The discovery belongs to a UK science team

Dec 9, 2008 00:01 GMT  ·  By

University of Newcastle Psychologist Daniel Nettle conducted a study on more than 100,000 children, in an attempt to determine exactly how a father's involvement in raising the children influences the little ones during their early teen years. The paper, published in the November 28 issue of the journal Evolution and Human Behavior, shows that, at age 11, children who benefited from more fatherly love scored better IQ results than their peers.  

"It's not about having dad around, it's about what kind of dad he is," argues Nettle, who used data from the UK National Child Development Study, which virtually traces the life of every kid born in the country between March 3rd and 9th, 1958. During his investigation, the researcher asked mothers to rate the fathers' involvement levels with their children, with grades ranging from "inapplicable" to "equal to the mother."  

Later examination revealed that the level of financing that came into the homes also had a very distinct role in the upbringing of the children, especially if they were boys.
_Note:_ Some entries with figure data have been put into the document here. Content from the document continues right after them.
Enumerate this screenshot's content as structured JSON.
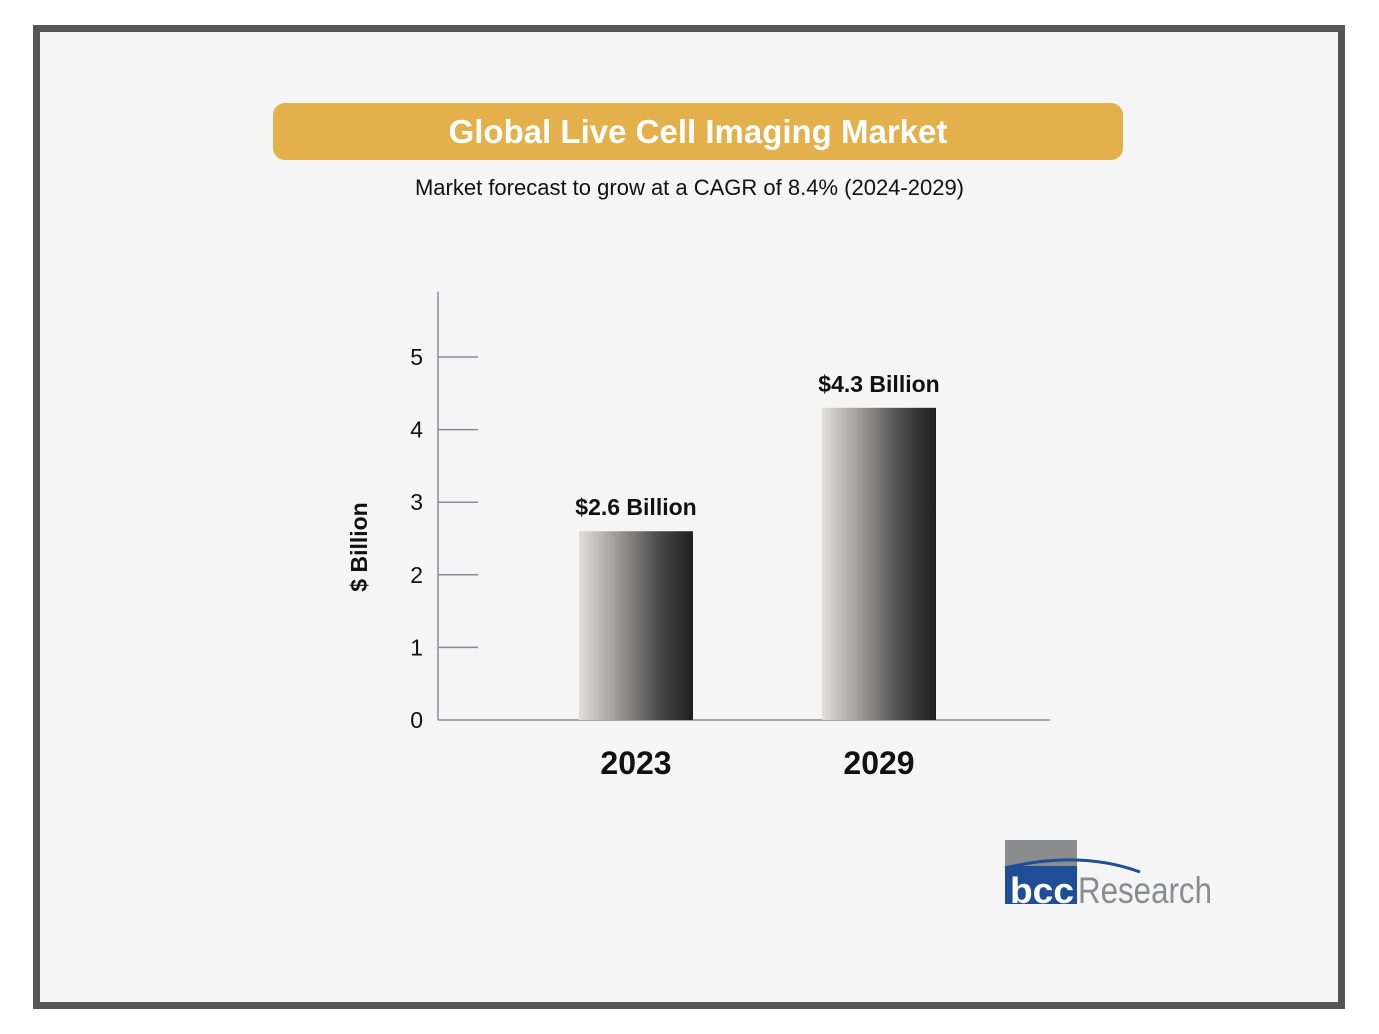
{
  "chart_data": {
    "type": "bar",
    "title": "Global Live Cell Imaging Market",
    "subtitle": "Market forecast to grow at a CAGR of 8.4% (2024-2029)",
    "categories": [
      "2023",
      "2029"
    ],
    "values": [
      2.6,
      4.3
    ],
    "data_labels": [
      "$2.6 Billion",
      "$4.3 Billion"
    ],
    "xlabel": "",
    "ylabel": "$ Billion",
    "ylim": [
      0,
      5.9
    ],
    "yticks": [
      "0",
      "1",
      "2",
      "3",
      "4",
      "5"
    ],
    "grid": false,
    "legend": "none",
    "colors": {
      "banner": "#e3b04b",
      "frame": "#555555",
      "background": "#f5f5f5",
      "bar_light": "#e2dedd",
      "bar_dark": "#222222"
    }
  },
  "logo": {
    "text": "bccResearch",
    "colors": {
      "blue": "#1f4e96",
      "gray": "#8a8c8e"
    }
  }
}
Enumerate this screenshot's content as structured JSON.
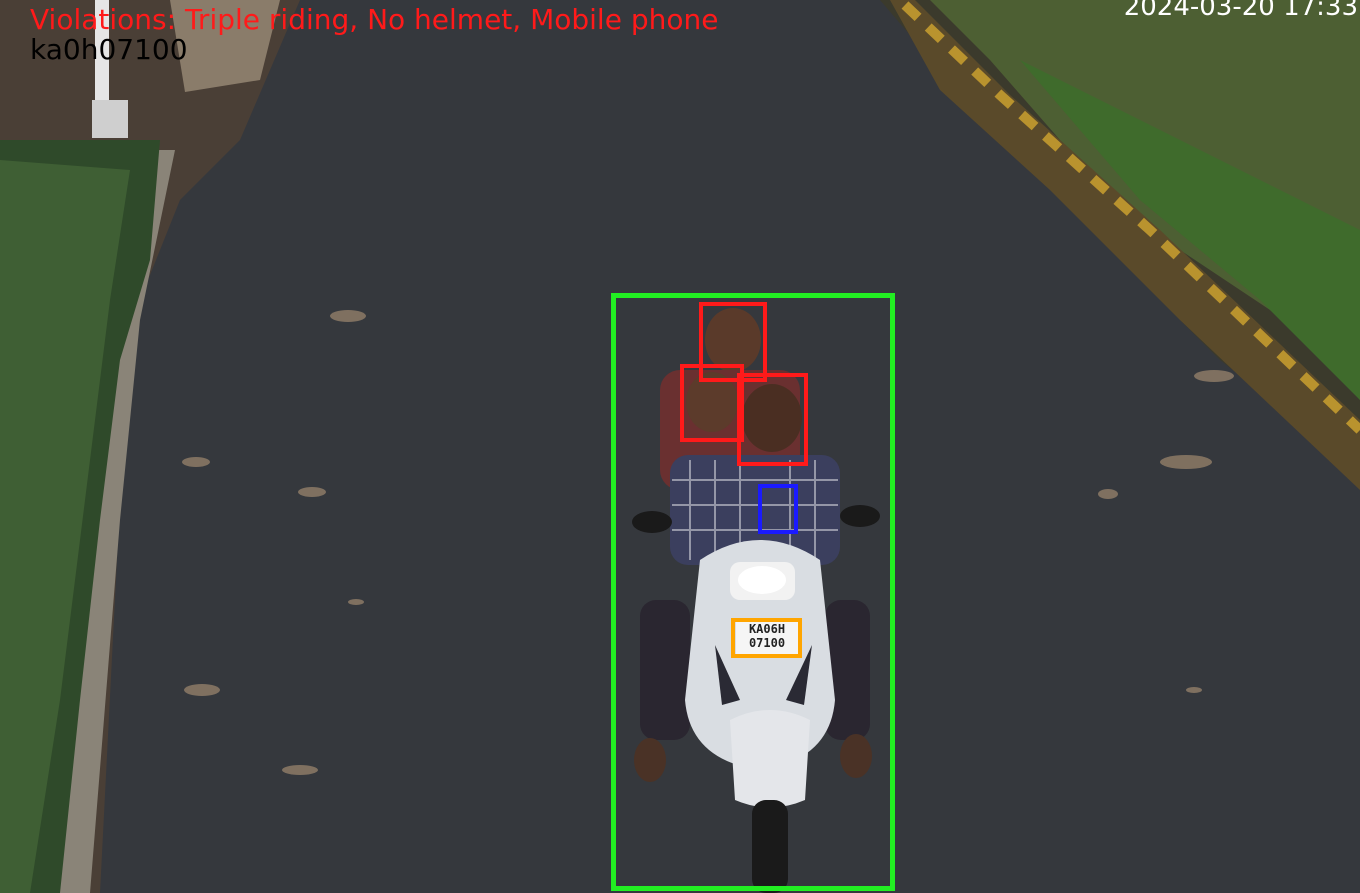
{
  "overlay": {
    "violations_text": "Violations: Triple riding, No helmet, Mobile phone",
    "plate_read": "ka0h07100",
    "timestamp": "2024-03-20 17:33"
  },
  "detections": {
    "vehicle": {
      "label": "vehicle-detection-box",
      "color": "#22ee22"
    },
    "heads": [
      {
        "label": "no-helmet-head-1",
        "color": "#ff1a1a"
      },
      {
        "label": "no-helmet-head-2",
        "color": "#ff1a1a"
      },
      {
        "label": "no-helmet-head-3",
        "color": "#ff1a1a"
      }
    ],
    "phone": {
      "label": "mobile-phone-box",
      "color": "#1a1aff"
    },
    "plate": {
      "label": "license-plate-box",
      "color": "#ffa500"
    }
  },
  "plate_printed": {
    "line1": "KA06H",
    "line2": "07100"
  },
  "colors": {
    "violation_text": "#ff1a1a",
    "vehicle_box": "#22ee22",
    "head_box": "#ff1a1a",
    "phone_box": "#1a1aff",
    "plate_box": "#ffa500"
  }
}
Nettle hypothesizes that this must be related to the difficulties that boys come across while moving upwards on the social ladder, which is why they benefit from more attention coming from the father than girls do.

  It could be that a higher standard of living, coupled with an active interest on the part of the father in the life of the children, could make for a very harmonious development, one that could culminate with the kid, regardless of gender, being way smarter than its peers at any given age.  

"This is not half a point, this is a few points of IQ, on average," says Nettle, referring to the readings he and his team recorded after viewing the tests that the children took when they turned 11. Usually, in other tests, half a point in an IQ test is a fairly wide variation, especially if the test is conducted on a large number of children. Proportionally, a few points means that there is definitely an outside factor involved, and this time, that factor was fatherly love.